で、ベラ子はまず、ワーズワース大公とアグネスさんを舞台に呼びます。
(受け取ったらアグネスさんの胸元へ。飾ってあげて夫婦仲アピールお願いしますよ)あたしが心話で耳打ちしときます。
で、ワーズワース大公が席に戻ると続いてラッツィオーニ大将を召喚。
こちらは大将の胸元にベラ子が飾りまかす。そして二人で並んで立つ姿をカメラマン役のハゲが撮影して仲良しアピール。
(ハゲは余計だ。それより今年の大将退役後の事務局長選出馬、聞いてるよな)
(だからプレス向けサービスカット撮影さしたってんやない。宙兵隊も閣下も痴女皇国とは仲良しですよーと)
で、最後は…。
「クリサンサマーネ女官。日本国の派遣職員をご案内願います」実は蒔子さんにはクリーム色のスーツに着替えて貰っている。で、連れてくるのは白ネクタイグレースーツ姿の若様。
そして、一瞬だけおかみ様に来てもらいます。
おかみ様がベラ子から薔薇を受け取って若様の胸ポケに差す図式。
(痴女皇国との交流を深める手伝いなら動いてやるから、おのれら頭使えやと。若様は話がわかるし、あんたらと付き合い長いからのう。ちなみに聖院側の比丘尼国の長もわしやからな)
(ま、これで関係を読んでくれたらいいのですがね)
(蒔子さんに、日本のあの方らが着そうなスーツを着せたメッセージも読みよるかなぁ)これ、未来永劫預かる気はないよ。返す気満々よって。
(一応伝えてはおきます)
(あと、薔薇を贈る意味。これ、「こちらが」贈る立場ですらあるからってワーズワース大公の入れ知恵な。ほんまにこういう底意地の悪い外交メッセージ入れる事にかけてはえげつないセンスあるよなー)
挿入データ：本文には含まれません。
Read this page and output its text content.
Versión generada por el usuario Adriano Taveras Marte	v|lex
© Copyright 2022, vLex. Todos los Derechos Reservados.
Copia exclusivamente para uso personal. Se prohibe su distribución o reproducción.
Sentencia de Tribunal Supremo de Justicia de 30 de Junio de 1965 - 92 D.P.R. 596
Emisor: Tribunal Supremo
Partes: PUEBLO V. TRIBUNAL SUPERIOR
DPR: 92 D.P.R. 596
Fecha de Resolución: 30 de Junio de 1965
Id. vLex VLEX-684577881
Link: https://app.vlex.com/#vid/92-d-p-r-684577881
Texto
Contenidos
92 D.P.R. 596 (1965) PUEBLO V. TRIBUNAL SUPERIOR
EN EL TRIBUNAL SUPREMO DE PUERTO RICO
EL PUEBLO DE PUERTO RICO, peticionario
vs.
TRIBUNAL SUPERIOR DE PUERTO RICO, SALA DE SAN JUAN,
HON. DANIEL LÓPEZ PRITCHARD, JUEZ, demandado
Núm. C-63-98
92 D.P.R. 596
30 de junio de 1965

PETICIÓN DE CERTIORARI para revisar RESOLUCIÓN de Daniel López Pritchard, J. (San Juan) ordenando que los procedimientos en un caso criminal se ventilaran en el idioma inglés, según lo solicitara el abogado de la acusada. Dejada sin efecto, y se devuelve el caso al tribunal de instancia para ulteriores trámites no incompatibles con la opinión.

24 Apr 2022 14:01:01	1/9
実はこの心話、NBはもとより連邦の皆様にまる流し。つまりNBは「痴女皇国トップに入れ知恵できる立場でもあるよ」という二重アピールなわけで…。
(長年の経験からくる知恵と言う奴だよ)
(はっはっはっ、閣下にはかないませんな。それよりジーナ。君は生涯に亘り俺の有能な部下だ。俺が夜の役に立つかはともかく、沖縄が遠のいて寂しくなるのはかなわん。ニューヨークに移っても顔は出しに来てくれよ)
(ママとこの卒業生であそこに店開いてるのがおりますわ。アナポリスの近所は流石に厳しいんで…)
(とまあ若様、マリ公が得意なこういうやりとり、日本でもこれが出来るだけの安定政権体制作りたいよなぁ)
(マリアさん真剣にこういうの好きでしたからねぇ)
(つくづく惜しい娘を)
(まだ死んでない死んでない!それより戴冠式が終わったら来てくれ。おかみ様、あたしのこれの原因を掴めたらしいんだ)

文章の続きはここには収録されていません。